Me : It's a way of poisoning a market in cloud and forcing others to buy a secondary license (i.e. the originator can dual license) in order to compete on operations. Not a fan, don't like it, still don't. The SaaS loophole wasn't a bug but a feature.
Me : Do you map?
X : No
Me : Then you almost certainly don't understand context, competition and why that matters to licenses. This conversation is pointless until you do.
Me : Did I mutter about mapping? Look, Apache is useful generally as it's permissive. GPL was ideal because it's permissive for service but restrictive for product distribution. AGPL is just restrictive.
X : But the loophole ...
Me : arghh.
X : But ...
Me : Go away, learn to map.
Me : You're now just spouting words. If you want to learn tower and moat, I've got a load of old posts circa 2006-2010, go dig them up. To play that game effectively you really have to understand context. Nowt to do with licensing.

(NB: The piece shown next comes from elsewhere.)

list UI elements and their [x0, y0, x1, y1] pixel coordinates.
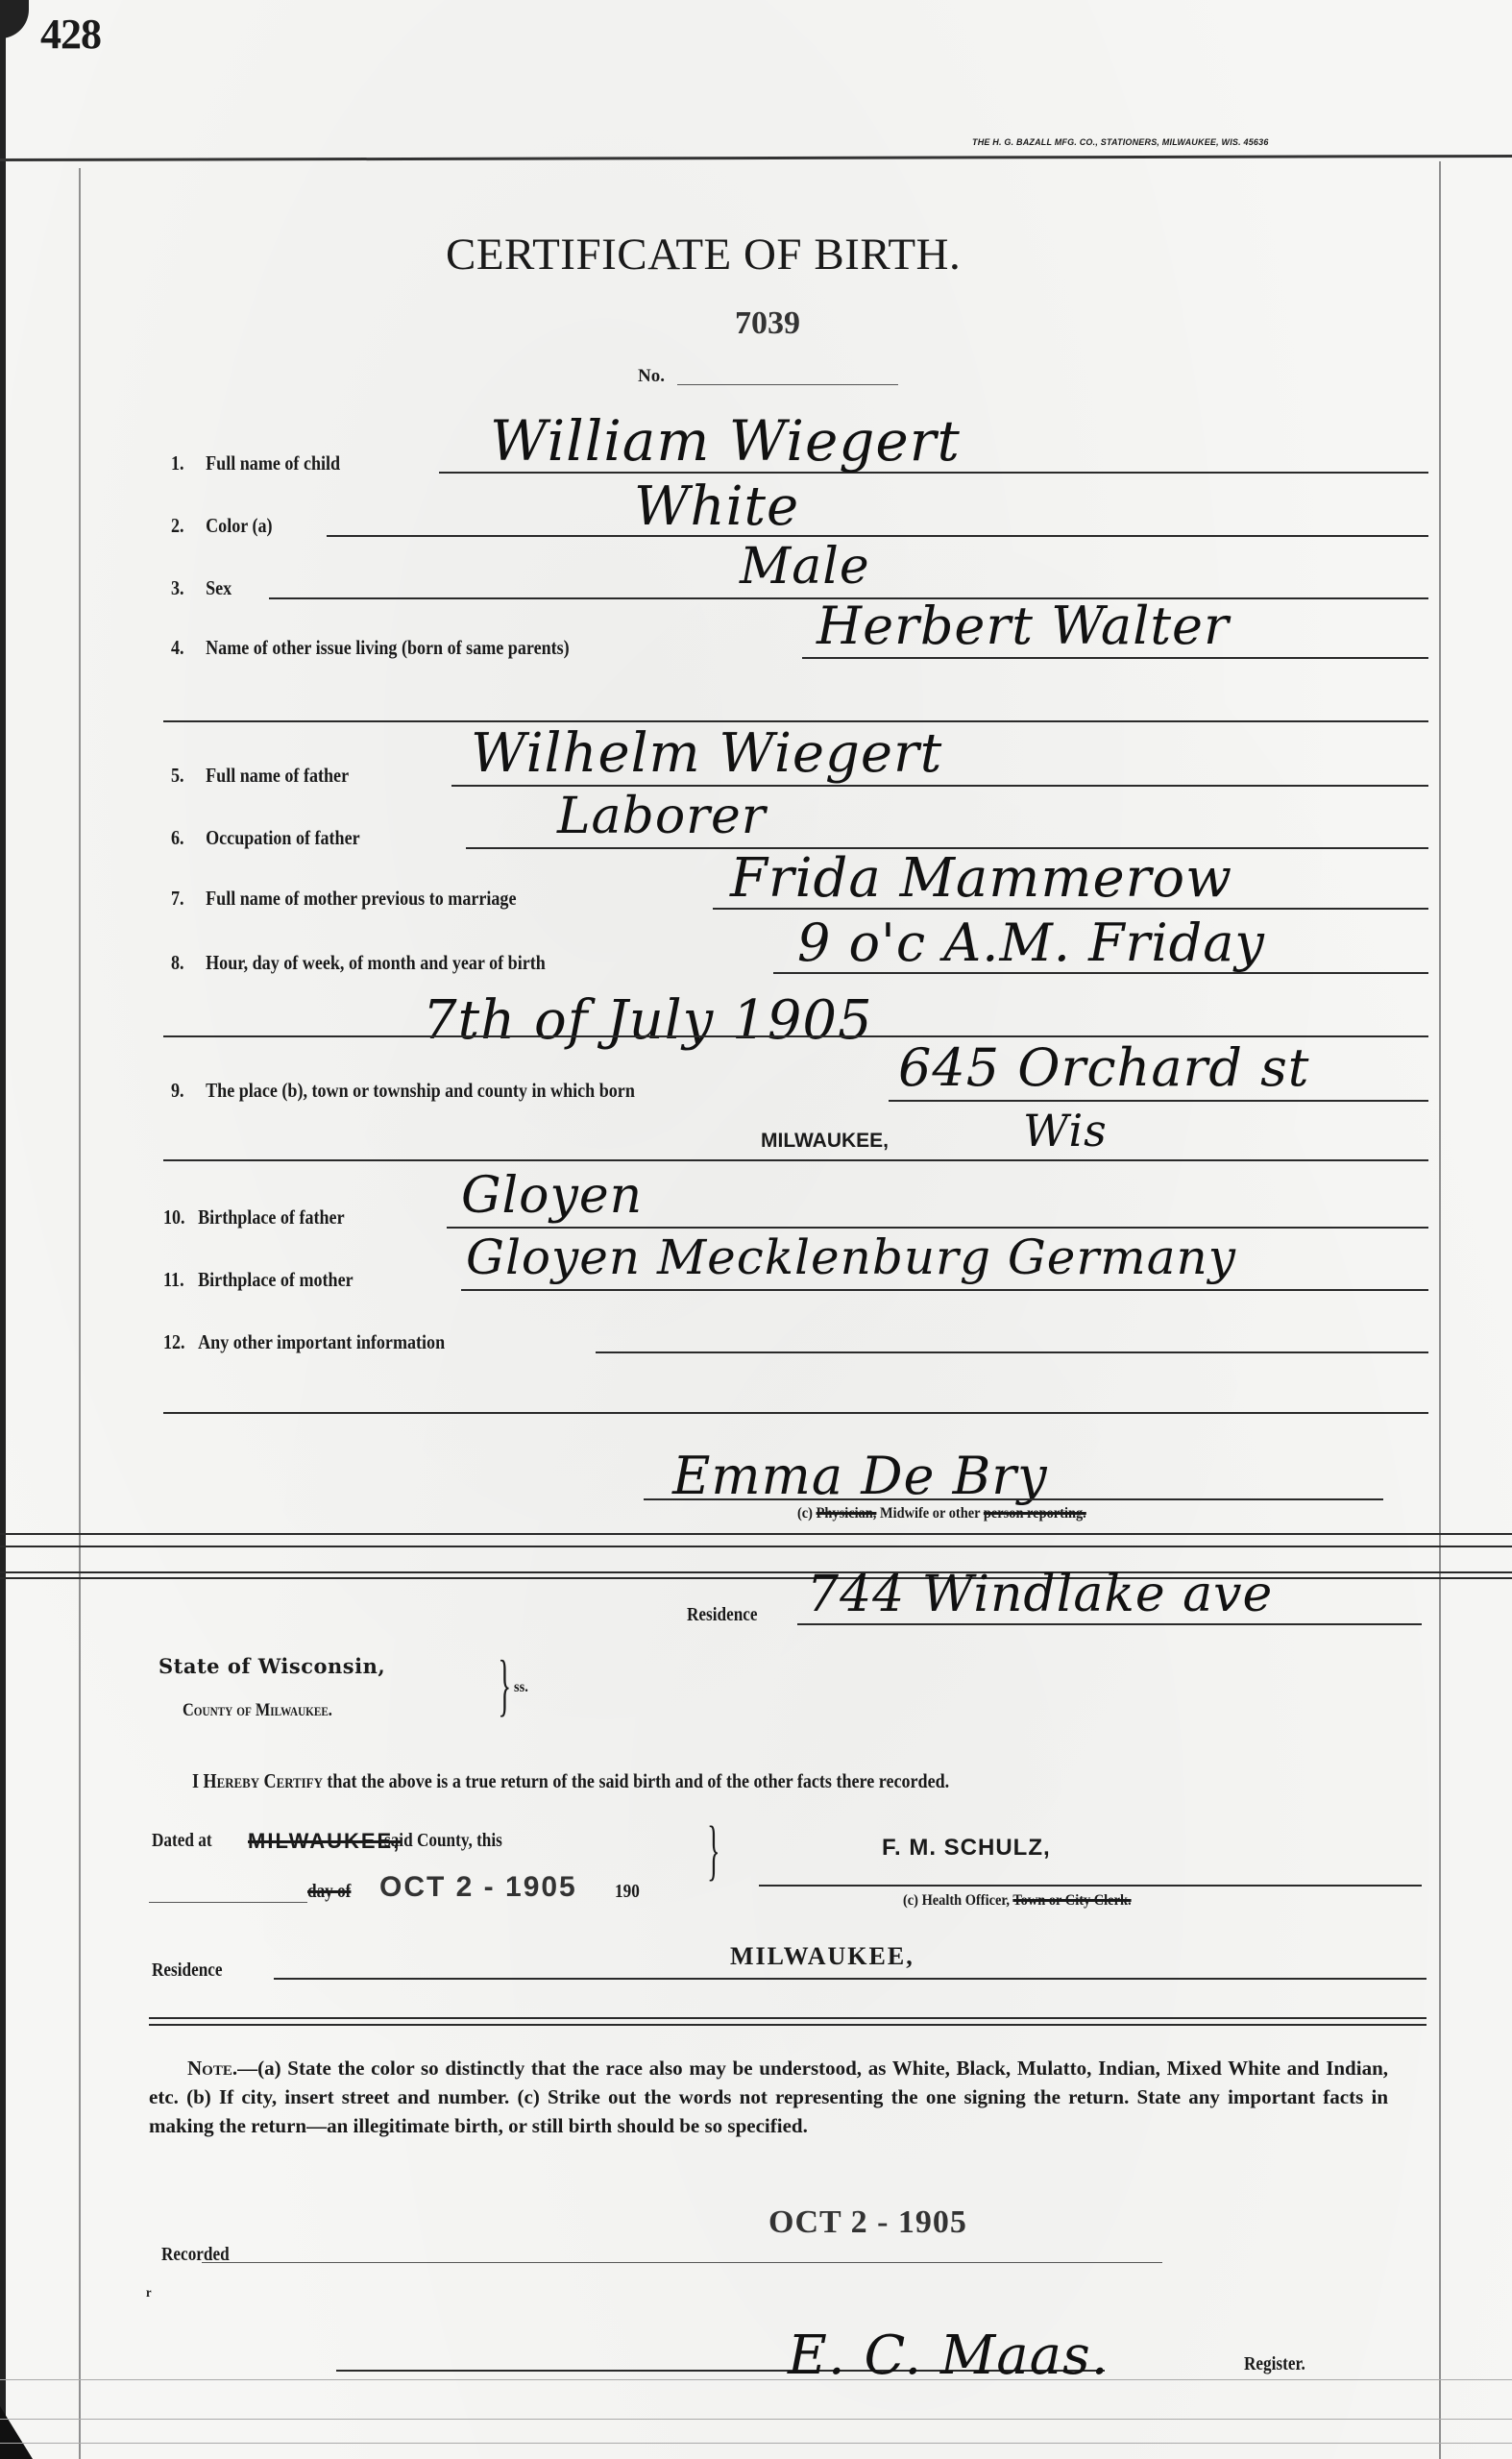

Me : Heaven help me. Long ago, I warned OpenStack about differentiating on APIs and creating a collective prisoner dilemma.
X : What's wrong with OpenStack and what has this go to do with licenses?
Me : Context.
Me : It means go use AGPL if you wish. I've had these conversations so many times before in open source, all the way to OpenStack and APIs and others that ... I've got more important things to concern myself with. I've no interest in rehashing old ground.
Me : I think I'm going to cry. You want people to make operational improvements in utility competition (permit) without forcing them to share unless they attempt to flog these improvements as part of a product (restrict).
Me : Only if your goal is to kill off competition in utility space hence AGPL is radioactive as service providers will require another license - the purpose of AGPL - dual licenses rather than dual nature.
Me : Fine. Well, I've been wrong for over a decade then and I'm quite used to people who don't understand context telling me I'm wrong on context. Do what you wish. I've no interest.
Me : Either is fine. Apache is permissive across the lot and more commercially friendly. GPLv3 has a more purposeful nature which I prefer. Both have their uses but most I know stick with Apache because it's simple.
Me : Of course I do. If I want to poison a space and limit competition then I'll use AGPL.